Quran Reader
This module includes classes and functions for reading the Quranic Arabic corpus.
The Quranic Arabic corpus contains syntactic rules and morphological information for every word in the Holy Quran.
QuranReader
¶
This class includes functions for reading the Quranic Arabic corpus.
Parameters:
| Name | Type | Description | Default |
|---|---|---|---|
quran_file
|
str
|
Path to the corpus file. |
required |
__init__(quran_file)
¶
Initializes the QuranReader with the given file path.
Parameters:
| Name | Type | Description | Default |
|---|---|---|---|
quran_file
|
str
|
Path to the corpus file. |
required |
parts()
¶
Yields the parts of the Quranic text along with their syntactic information.
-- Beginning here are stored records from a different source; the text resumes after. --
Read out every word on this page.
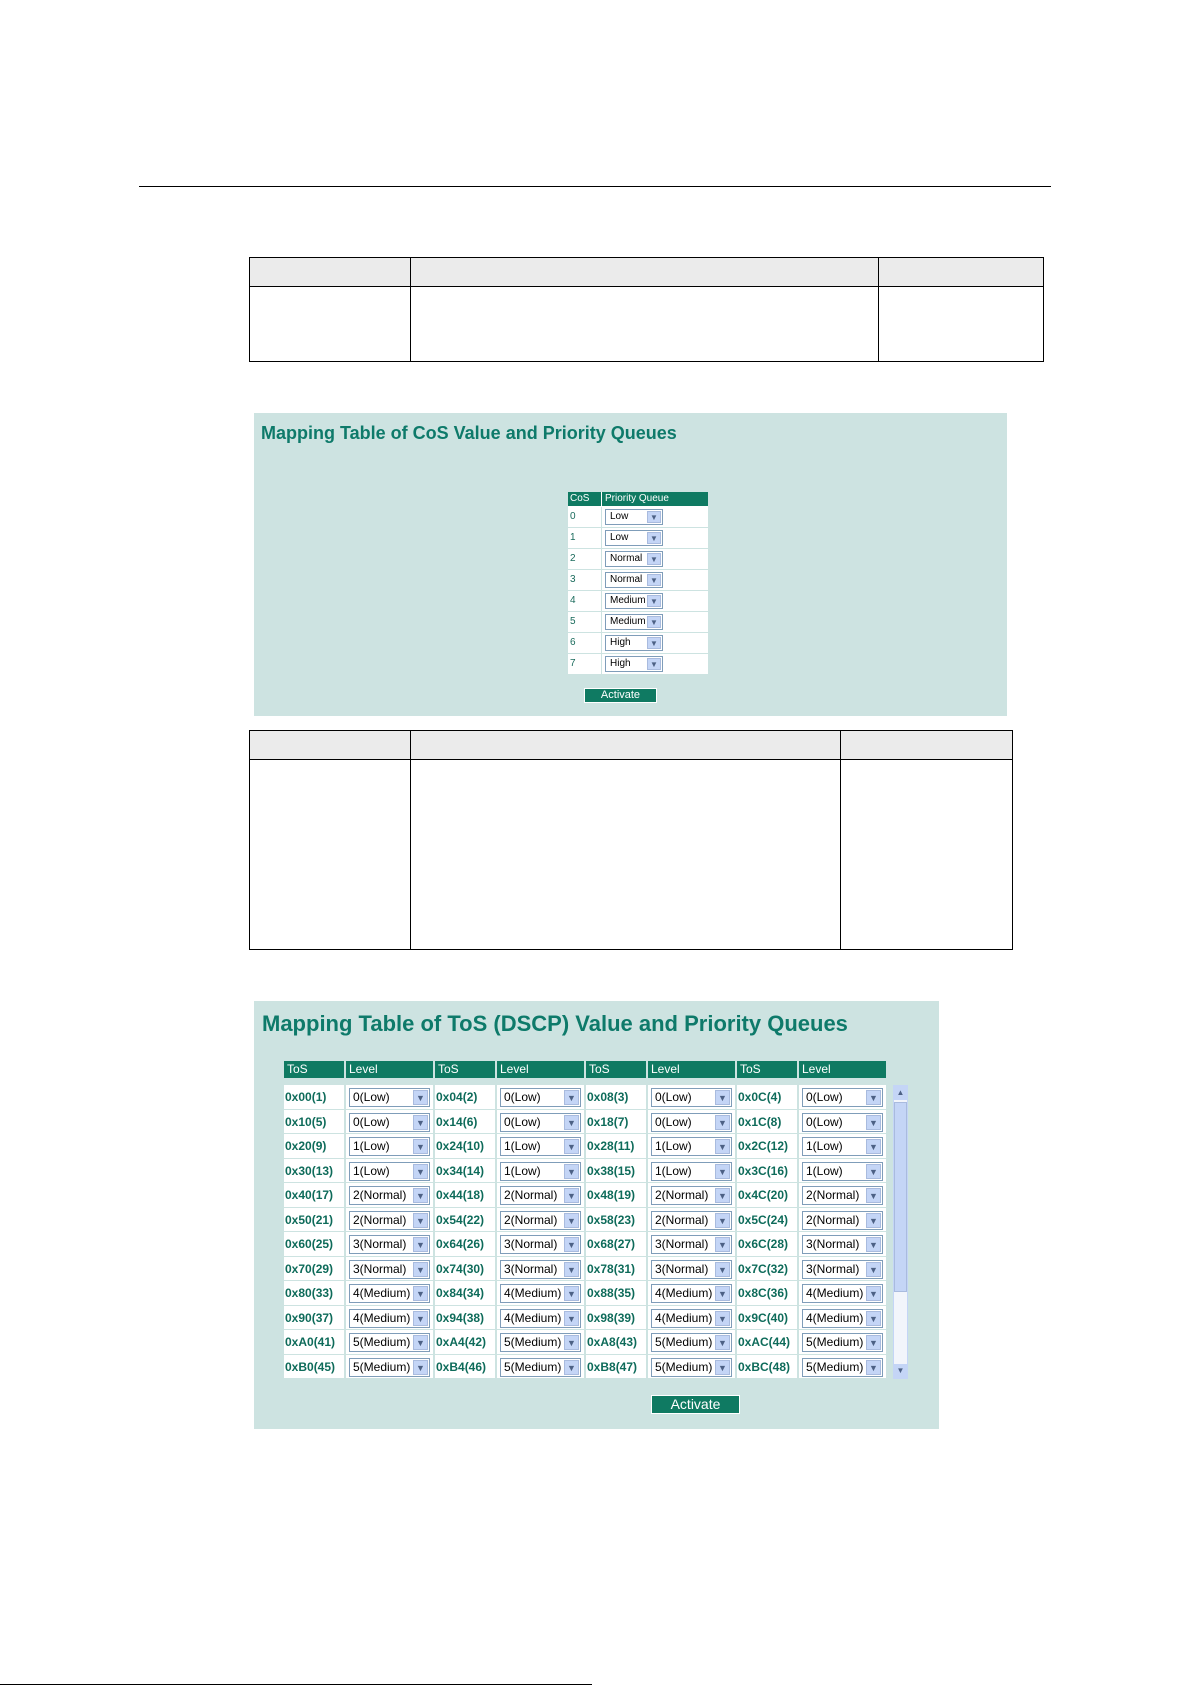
Mapping Table of CoS Value and Priority Queues
CoS	Priority Queue
0	Low	▼
1	Low	▼
2	Normal ▼
3	Normal ▼
4	Medium ▼
5	Medium ▼
6	High	▼
7	High	▼
Activate

Mapping Table of ToS (DSCP) Value and Priority Queues
ToS	Level	ToS	Level	ToS	Level	ToS	Level
0x00(1)	0(Low)	▼ 0x04(2)	0(Low)	▼ 0x08(3)	0(Low)	▼ 0x0C(4)	0(Low)	▼
0x10(5)	0(Low)	▼ 0x14(6)	0(Low)	▼ 0x18(7)	0(Low)	▼ 0x1C(8)	0(Low)	▼
0x20(9)	1(Low)	▼ 0x24(10)	1(Low)	▼ 0x28(11)	1(Low)	▼ 0x2C(12)	1(Low)	▼
0x30(13)	1(Low)	▼ 0x34(14)	1(Low)	▼ 0x38(15)	1(Low)	▼ 0x3C(16)	1(Low)	▼
0x40(17)	2(Normal)	▼ 0x44(18)	2(Normal)	▼ 0x48(19)	2(Normal)	▼ 0x4C(20)	2(Normal)	▼
0x50(21)	2(Normal)	▼ 0x54(22)	2(Normal)	▼ 0x58(23)	2(Normal)	▼ 0x5C(24)	2(Normal)	▼
0x60(25)	3(Normal)	▼ 0x64(26)	3(Normal)	▼ 0x68(27)	3(Normal)	▼ 0x6C(28)	3(Normal)	▼
0x70(29)	3(Normal)	▼ 0x74(30)	3(Normal)	▼ 0x78(31)	3(Normal)	▼ 0x7C(32)	3(Normal)	▼
0x80(33)	4(Medium) ▼ 0x84(34)	4(Medium) ▼ 0x88(35)	4(Medium) ▼ 0x8C(36)	4(Medium) ▼
0x90(37)	4(Medium) ▼ 0x94(38)	4(Medium) ▼ 0x98(39)	4(Medium) ▼ 0x9C(40)	4(Medium) ▼
0xA0(41)	5(Medium) ▼ 0xA4(42)	5(Medium) ▼ 0xA8(43)	5(Medium) ▼ 0xAC(44)	5(Medium) ▼
0xB0(45)	5(Medium) ▼ 0xB4(46)	5(Medium) ▼ 0xB8(47)	5(Medium) ▼ 0xBC(48)	5(Medium) ▼
▲
▼
Activate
A part is not necessarily a word; for example, the word "Ar-Rahman" is composed of two parts: "Al" and "Rahman".
Examples:
>>> parts = QuranReader(quran_file='quranic_corpus_morphology.txt').parts()
>>> print(next(parts))
{'loc': (1, 1, 1, 1), 'text': 'بِ', 'tag': 'P'}
>>> print(next(parts))
{'loc': (1, 1, 1, 2), 'text': 'سْمِ', 'tag': 'N', 'lem': 'ٱسْم', 'root': 'سمو'}
>>> print(next(parts))
{'loc': (1, 1, 2, 1), 'text': 'ٱللَّهِ', 'tag': 'PN', 'lem': 'ٱللَّه', 'root': 'اله'}
Yields:
| Type | Description |
|---|---|
dict[str, str]
|
The next part of the Quranic text. |
words()
¶
Yields morphological information for the words of the Quran.
Examples:
>>> words = QuranReader(quran_file='quranic_corpus_morphology.txt').words()
>>> print(next(words))
('1.1.1', 'بِسْمِ', 'ٱسْم', 'سمو', 'P-N', [{'text': 'بِ', 'tag': 'P'}, {'text': 'سْمِ', 'tag': 'N', 'lem': 'ٱسْم', 'root': 'سمو'}])
Yields:
| Type | Description |
|---|---|
tuple[str, str, str, str, str, list[dict[str, str]]]
|
Morphological information of the next word in the Quran. |